Vincent - Un saint au temps des mousquetaires
Des trois one shots publiés avec Jamar, c'est celui que j'ai le plus apprécié. Intrigue travaillée, dialogues ciselés, gros travail de Jamar pour reconstituer le Paris du 17eme. On a droit à un dossier de 5 pages à la fin de l'album avec de jolis esquisses. Une lecture tout à fait recommandable.
Mutante
Toujours dans les publications de Gimenez avant son mariage avec Jodo, nous avons Mutante, un recueil d'histoires courtes. La meilleure histoire est celle qui introduit l'album, "princesse de rêve", les autres récits sont un peu trop courts pour rester en tête. L'ensemble reste solide. Ce qui a retenu mon attention, c'est surtout la maîtrise du vocabulaire SF et la qualité des dialogues. On a parfois l'impression de lire du Jodorowsky alors que Gimenez est seul au scénario.
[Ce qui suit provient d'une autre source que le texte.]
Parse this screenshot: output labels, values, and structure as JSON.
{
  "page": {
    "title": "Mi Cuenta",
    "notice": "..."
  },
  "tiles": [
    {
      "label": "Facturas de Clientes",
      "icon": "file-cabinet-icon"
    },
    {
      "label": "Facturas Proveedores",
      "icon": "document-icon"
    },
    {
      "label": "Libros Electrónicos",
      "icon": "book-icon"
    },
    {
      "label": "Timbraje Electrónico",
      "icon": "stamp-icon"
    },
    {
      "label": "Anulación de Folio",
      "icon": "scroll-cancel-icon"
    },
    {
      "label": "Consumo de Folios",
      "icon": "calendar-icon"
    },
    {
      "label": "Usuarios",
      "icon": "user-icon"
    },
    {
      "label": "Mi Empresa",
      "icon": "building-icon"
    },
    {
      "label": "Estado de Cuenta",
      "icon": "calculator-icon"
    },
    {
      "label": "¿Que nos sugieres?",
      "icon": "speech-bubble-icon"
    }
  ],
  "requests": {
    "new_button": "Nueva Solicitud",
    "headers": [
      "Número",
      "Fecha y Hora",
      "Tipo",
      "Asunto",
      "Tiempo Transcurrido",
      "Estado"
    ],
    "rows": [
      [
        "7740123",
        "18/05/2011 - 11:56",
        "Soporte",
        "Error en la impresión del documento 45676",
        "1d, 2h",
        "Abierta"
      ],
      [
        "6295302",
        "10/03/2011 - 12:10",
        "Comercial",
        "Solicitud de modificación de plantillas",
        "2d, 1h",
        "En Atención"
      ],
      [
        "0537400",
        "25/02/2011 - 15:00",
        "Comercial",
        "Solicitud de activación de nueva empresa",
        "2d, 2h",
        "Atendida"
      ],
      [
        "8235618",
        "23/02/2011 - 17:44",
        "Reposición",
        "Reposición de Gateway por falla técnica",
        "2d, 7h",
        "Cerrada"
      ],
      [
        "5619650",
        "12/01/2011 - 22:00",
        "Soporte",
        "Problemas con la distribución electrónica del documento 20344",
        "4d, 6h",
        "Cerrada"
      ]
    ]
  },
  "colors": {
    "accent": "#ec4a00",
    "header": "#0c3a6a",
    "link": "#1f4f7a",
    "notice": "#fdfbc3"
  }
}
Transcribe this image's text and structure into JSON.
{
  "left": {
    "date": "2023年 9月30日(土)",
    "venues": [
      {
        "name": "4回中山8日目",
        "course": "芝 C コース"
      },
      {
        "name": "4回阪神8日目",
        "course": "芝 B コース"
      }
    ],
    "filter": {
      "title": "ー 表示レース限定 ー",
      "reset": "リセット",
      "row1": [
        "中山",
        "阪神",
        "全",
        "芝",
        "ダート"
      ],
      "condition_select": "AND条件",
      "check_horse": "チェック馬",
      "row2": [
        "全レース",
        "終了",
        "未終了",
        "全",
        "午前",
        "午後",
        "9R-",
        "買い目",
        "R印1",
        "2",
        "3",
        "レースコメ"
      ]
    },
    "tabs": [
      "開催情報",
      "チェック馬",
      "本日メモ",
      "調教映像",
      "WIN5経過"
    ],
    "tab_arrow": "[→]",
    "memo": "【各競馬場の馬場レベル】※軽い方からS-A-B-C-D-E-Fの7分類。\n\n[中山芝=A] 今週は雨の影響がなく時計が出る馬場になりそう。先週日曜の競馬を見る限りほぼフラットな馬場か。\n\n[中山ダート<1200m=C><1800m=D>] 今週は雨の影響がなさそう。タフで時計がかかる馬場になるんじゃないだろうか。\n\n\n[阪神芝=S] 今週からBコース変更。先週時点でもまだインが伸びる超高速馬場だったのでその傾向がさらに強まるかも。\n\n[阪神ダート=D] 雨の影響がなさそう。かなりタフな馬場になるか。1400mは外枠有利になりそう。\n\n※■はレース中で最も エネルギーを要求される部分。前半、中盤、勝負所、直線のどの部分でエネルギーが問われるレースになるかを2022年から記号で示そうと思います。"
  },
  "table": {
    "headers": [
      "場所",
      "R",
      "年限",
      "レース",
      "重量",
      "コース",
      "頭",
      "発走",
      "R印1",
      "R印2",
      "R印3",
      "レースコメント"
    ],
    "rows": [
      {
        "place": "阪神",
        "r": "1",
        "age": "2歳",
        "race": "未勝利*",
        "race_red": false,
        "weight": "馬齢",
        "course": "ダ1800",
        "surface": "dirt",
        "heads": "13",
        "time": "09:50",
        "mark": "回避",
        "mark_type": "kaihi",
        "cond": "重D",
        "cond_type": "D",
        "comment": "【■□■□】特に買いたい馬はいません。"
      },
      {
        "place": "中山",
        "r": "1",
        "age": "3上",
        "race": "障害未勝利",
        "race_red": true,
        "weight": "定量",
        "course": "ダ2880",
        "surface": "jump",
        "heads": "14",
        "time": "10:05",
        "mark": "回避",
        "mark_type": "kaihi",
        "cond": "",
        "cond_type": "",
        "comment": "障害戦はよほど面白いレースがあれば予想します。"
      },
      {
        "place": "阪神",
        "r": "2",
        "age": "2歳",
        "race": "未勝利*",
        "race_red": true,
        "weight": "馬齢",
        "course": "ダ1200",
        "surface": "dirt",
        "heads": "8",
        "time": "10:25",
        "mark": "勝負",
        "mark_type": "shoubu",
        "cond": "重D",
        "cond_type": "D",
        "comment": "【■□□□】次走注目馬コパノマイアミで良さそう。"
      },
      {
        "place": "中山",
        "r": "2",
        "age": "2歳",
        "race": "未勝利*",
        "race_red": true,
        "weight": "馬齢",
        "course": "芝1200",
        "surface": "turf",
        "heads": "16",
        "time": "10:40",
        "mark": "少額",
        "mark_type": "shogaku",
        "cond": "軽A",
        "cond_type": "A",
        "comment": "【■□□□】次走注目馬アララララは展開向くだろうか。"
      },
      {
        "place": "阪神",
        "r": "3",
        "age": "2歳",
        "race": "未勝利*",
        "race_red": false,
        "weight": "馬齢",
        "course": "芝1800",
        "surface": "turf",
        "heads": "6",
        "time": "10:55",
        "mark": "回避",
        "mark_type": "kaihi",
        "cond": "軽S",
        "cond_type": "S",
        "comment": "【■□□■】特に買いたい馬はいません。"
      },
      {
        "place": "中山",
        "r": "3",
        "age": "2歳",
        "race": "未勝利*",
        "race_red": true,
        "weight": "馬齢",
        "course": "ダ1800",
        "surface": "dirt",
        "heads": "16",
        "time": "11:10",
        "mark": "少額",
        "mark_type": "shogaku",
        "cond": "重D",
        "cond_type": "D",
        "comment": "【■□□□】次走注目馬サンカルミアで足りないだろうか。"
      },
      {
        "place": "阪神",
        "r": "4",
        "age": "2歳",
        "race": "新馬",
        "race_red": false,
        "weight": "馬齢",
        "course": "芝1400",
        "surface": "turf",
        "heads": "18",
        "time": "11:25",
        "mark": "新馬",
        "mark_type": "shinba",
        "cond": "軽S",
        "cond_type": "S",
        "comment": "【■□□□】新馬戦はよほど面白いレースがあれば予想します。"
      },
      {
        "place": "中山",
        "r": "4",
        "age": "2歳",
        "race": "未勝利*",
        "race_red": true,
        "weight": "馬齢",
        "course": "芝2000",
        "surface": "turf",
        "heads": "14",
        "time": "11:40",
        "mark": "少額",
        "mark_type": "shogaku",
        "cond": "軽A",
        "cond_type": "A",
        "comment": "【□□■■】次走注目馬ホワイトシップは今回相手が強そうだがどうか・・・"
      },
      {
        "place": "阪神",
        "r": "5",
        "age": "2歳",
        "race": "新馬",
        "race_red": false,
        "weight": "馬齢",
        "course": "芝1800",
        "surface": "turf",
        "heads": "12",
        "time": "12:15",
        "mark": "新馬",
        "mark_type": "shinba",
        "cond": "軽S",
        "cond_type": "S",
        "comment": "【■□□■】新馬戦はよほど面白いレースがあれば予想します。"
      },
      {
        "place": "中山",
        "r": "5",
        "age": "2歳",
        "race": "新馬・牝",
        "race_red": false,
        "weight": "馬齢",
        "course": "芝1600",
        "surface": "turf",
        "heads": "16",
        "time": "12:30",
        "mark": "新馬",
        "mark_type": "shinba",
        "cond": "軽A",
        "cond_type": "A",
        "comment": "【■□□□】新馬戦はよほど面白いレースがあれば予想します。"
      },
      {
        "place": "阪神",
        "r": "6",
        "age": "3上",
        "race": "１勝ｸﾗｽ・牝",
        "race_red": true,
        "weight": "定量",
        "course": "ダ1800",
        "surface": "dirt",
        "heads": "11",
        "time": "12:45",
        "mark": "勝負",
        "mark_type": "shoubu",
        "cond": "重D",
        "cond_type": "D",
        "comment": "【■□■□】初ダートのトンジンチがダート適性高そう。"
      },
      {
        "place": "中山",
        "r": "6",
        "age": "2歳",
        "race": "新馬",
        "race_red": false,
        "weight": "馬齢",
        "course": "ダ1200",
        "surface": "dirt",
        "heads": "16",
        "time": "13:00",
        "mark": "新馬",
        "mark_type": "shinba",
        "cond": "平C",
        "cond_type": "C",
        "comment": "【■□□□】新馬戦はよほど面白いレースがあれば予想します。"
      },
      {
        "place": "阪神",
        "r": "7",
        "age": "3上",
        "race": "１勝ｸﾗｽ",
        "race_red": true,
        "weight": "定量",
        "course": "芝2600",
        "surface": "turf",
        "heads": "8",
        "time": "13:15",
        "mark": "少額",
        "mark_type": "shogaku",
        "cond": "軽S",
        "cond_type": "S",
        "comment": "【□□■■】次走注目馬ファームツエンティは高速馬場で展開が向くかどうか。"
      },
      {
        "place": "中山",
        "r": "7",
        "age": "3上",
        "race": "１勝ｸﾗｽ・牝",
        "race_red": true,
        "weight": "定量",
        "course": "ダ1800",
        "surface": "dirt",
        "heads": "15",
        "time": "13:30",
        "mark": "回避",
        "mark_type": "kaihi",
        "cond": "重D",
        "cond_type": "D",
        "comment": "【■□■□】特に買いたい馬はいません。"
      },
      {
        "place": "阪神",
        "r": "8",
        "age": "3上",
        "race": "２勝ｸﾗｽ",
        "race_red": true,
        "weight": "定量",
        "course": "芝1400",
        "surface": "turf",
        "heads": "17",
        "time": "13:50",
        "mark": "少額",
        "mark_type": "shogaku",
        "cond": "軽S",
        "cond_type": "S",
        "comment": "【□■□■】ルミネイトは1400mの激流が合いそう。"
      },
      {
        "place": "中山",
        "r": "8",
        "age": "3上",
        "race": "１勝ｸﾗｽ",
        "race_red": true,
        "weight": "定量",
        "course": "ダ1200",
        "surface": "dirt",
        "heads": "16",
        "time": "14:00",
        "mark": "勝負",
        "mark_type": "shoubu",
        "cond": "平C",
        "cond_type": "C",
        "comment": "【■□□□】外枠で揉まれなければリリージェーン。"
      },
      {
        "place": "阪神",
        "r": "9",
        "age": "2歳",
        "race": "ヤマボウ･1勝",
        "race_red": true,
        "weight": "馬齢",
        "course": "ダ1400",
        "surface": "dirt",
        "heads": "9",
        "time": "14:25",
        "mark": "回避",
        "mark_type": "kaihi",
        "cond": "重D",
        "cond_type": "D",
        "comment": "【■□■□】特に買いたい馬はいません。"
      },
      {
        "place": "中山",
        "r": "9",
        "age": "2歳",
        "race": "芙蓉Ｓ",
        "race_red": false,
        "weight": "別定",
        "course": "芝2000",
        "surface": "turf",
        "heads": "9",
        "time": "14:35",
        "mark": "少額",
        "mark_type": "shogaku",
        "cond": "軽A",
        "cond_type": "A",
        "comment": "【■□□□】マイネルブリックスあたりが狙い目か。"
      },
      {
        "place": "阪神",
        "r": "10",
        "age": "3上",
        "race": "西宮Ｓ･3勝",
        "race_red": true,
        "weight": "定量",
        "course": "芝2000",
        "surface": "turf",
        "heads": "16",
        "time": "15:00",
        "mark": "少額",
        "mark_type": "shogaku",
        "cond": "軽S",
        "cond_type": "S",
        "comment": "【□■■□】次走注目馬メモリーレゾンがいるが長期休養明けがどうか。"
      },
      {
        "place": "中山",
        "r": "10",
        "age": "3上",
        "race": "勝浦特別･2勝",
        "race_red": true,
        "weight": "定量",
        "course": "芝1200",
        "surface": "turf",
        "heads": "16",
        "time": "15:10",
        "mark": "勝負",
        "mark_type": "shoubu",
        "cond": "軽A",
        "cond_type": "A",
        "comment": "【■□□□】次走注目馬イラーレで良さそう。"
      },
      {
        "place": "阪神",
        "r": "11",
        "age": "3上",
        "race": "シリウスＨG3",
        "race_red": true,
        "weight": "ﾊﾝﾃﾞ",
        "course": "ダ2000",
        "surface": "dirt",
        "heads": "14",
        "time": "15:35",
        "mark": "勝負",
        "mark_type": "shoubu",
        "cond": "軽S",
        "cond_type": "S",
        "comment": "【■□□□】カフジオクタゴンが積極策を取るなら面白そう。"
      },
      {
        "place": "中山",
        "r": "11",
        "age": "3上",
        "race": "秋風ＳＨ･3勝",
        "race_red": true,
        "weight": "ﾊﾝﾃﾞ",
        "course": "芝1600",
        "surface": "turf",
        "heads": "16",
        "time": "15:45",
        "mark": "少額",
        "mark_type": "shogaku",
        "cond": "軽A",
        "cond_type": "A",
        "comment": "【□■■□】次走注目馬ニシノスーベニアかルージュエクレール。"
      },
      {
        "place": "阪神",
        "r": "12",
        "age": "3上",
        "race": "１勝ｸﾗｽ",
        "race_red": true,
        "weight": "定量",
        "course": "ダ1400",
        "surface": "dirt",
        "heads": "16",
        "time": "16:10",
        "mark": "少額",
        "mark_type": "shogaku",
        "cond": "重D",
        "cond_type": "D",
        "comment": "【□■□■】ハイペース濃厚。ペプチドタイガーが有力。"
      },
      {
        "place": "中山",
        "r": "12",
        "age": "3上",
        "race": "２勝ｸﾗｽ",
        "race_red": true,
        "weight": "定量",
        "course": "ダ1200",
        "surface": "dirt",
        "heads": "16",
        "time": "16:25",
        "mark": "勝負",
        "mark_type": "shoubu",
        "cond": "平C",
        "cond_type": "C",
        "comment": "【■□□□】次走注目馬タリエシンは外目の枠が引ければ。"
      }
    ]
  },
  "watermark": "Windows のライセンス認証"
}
Le dessin est juste superbe, aucun superlatif ne peut restituer correctement ce que l'on admire à chaque page qui se tourne.
L'Étoile noire
C'est donc ça une œuvre de jeunesse ? Une histoire de Barreiro simple mais efficace, très bien écrite et surtout les prémisses de ce qui deviendra le style Gimenez : science de la mise en scène, palette de couleurs idéale pour créer une ambiance SF, amour des vaisseaux spatiaux... Et un coup de crayon unique. On reconnaît un décor ou un personnage dessiné par Gimenez au premier coup d'œil. C'est peut être une oeuvre de jeunesse mais la galaxie Gimenez, née de ce trou noir en 1981, était déjà prête à prendre le pouvoir.